Voleo’s Beattie was able to outline three main points of disruption across the investment sub-sectors.

    1) The way investors consume information has changed drastically. Where access to more information was once considered a competitive edge, curating relevant information is much more so nowadays. There are three main channels that provide information to investors: (i) company press releases and financial statements, (ii) sell-side analyst research, and; (iii) financial media publications. There are pervasive issues with each medium, such as the tendency for companies to “spin-doctor” press releases, and the ulterior motives of investment bank research divisions. There are startups focused on changing this which we believe deserve shout-outs: Openfolio has created perhaps the most elegant social network for investors, Trefis allows you to adjust consensus estimates with an interactive breakdown of a company’s sales/earnings/EBITDA components, and Twomargins allows the user community to annotate company financial reports.

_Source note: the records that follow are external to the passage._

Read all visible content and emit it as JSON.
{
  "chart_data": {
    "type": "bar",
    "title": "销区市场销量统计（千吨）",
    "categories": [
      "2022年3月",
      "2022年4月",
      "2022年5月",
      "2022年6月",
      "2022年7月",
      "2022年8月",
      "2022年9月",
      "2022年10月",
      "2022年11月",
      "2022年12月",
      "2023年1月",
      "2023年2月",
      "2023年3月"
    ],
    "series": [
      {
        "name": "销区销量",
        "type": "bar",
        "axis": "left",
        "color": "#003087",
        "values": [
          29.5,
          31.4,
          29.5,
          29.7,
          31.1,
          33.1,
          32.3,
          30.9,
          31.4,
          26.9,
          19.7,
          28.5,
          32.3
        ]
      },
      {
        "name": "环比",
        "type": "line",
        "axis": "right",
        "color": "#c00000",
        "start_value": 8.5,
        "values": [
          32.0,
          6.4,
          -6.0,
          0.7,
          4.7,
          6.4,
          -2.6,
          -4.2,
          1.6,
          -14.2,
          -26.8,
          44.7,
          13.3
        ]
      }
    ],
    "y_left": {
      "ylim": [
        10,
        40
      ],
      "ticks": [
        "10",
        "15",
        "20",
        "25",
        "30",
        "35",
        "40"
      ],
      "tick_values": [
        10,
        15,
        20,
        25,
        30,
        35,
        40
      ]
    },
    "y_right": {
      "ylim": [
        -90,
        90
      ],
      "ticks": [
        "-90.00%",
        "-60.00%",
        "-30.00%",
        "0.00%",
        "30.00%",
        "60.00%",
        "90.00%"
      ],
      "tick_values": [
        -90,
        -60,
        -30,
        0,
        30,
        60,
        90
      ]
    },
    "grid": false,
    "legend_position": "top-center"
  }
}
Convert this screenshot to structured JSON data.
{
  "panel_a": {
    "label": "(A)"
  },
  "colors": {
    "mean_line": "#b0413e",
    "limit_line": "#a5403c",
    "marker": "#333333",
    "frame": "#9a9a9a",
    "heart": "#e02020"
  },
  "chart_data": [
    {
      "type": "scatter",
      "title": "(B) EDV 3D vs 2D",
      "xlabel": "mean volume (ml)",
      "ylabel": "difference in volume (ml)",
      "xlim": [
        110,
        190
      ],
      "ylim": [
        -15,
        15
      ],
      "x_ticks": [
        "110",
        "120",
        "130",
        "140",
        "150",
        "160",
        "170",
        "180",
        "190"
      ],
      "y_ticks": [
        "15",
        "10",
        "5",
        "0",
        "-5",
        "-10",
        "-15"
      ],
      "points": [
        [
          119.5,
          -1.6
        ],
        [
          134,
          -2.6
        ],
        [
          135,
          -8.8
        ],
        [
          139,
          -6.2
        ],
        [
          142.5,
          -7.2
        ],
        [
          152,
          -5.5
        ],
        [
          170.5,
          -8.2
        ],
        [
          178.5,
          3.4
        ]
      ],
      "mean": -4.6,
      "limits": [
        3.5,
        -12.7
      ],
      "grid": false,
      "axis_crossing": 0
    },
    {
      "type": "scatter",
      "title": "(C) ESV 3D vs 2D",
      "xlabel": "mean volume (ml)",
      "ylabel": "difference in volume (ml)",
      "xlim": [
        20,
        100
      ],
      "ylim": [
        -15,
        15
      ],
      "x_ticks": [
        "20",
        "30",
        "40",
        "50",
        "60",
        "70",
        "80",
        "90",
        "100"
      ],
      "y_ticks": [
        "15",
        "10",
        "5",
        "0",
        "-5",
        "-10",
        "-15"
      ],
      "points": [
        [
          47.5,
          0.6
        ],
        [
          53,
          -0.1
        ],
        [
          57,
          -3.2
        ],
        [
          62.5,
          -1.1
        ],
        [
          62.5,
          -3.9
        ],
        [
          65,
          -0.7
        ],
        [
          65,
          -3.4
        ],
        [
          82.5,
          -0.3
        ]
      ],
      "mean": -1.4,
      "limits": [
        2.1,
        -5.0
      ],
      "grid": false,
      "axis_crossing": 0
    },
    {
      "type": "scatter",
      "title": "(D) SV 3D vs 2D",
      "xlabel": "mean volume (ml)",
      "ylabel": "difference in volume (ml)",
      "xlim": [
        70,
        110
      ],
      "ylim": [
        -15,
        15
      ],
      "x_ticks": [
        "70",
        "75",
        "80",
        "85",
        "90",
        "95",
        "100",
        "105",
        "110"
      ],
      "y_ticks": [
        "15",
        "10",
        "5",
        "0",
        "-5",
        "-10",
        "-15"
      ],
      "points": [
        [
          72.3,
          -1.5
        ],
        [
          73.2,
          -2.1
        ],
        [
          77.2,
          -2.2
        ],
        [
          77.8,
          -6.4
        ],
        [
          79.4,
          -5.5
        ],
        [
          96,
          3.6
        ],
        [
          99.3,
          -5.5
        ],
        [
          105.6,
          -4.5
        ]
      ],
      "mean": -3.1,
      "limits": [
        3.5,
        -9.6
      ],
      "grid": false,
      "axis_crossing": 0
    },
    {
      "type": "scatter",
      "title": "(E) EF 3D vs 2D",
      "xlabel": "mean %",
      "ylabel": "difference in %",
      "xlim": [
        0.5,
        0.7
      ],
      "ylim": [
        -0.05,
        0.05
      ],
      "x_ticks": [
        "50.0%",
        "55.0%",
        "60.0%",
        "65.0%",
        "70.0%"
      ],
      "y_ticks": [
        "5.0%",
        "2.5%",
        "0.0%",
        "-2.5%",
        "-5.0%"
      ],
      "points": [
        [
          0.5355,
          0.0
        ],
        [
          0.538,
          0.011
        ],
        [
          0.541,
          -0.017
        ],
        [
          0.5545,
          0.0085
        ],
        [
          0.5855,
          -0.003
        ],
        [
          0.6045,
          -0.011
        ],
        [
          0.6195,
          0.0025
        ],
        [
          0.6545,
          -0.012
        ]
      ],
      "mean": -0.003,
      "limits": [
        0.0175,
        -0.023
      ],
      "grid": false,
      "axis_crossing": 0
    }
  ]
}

    2) Passive investment platforms are likely what people have been reading/hearing about most in the media. Robo-advisers have a compelling value proposition for people looking for a next-to-zero hassle portfolio for very low costs. There is innovation within the Robo-adviser space as well with companies like Betterment offering a more academic Fama/French factor based investing strategy.

    3) Active investing platforms, such as user curated portfolios (see: Motif), no cost discount brokerages (see: Robinhood), and group investment clubs (like ourselves) will all contribute to a more enjoyable (and hopefully profitable!), investing experience for both novice and experienced investors.”

As we look at the disruption happening in so many industries, there’s no questioning that the tech – software, hardware, machine intelligence and the cloud – is playing a vital role. Yet, it’s readily apparent that the businesses who are winning today are first and foremost those putting people at the centre of the experience.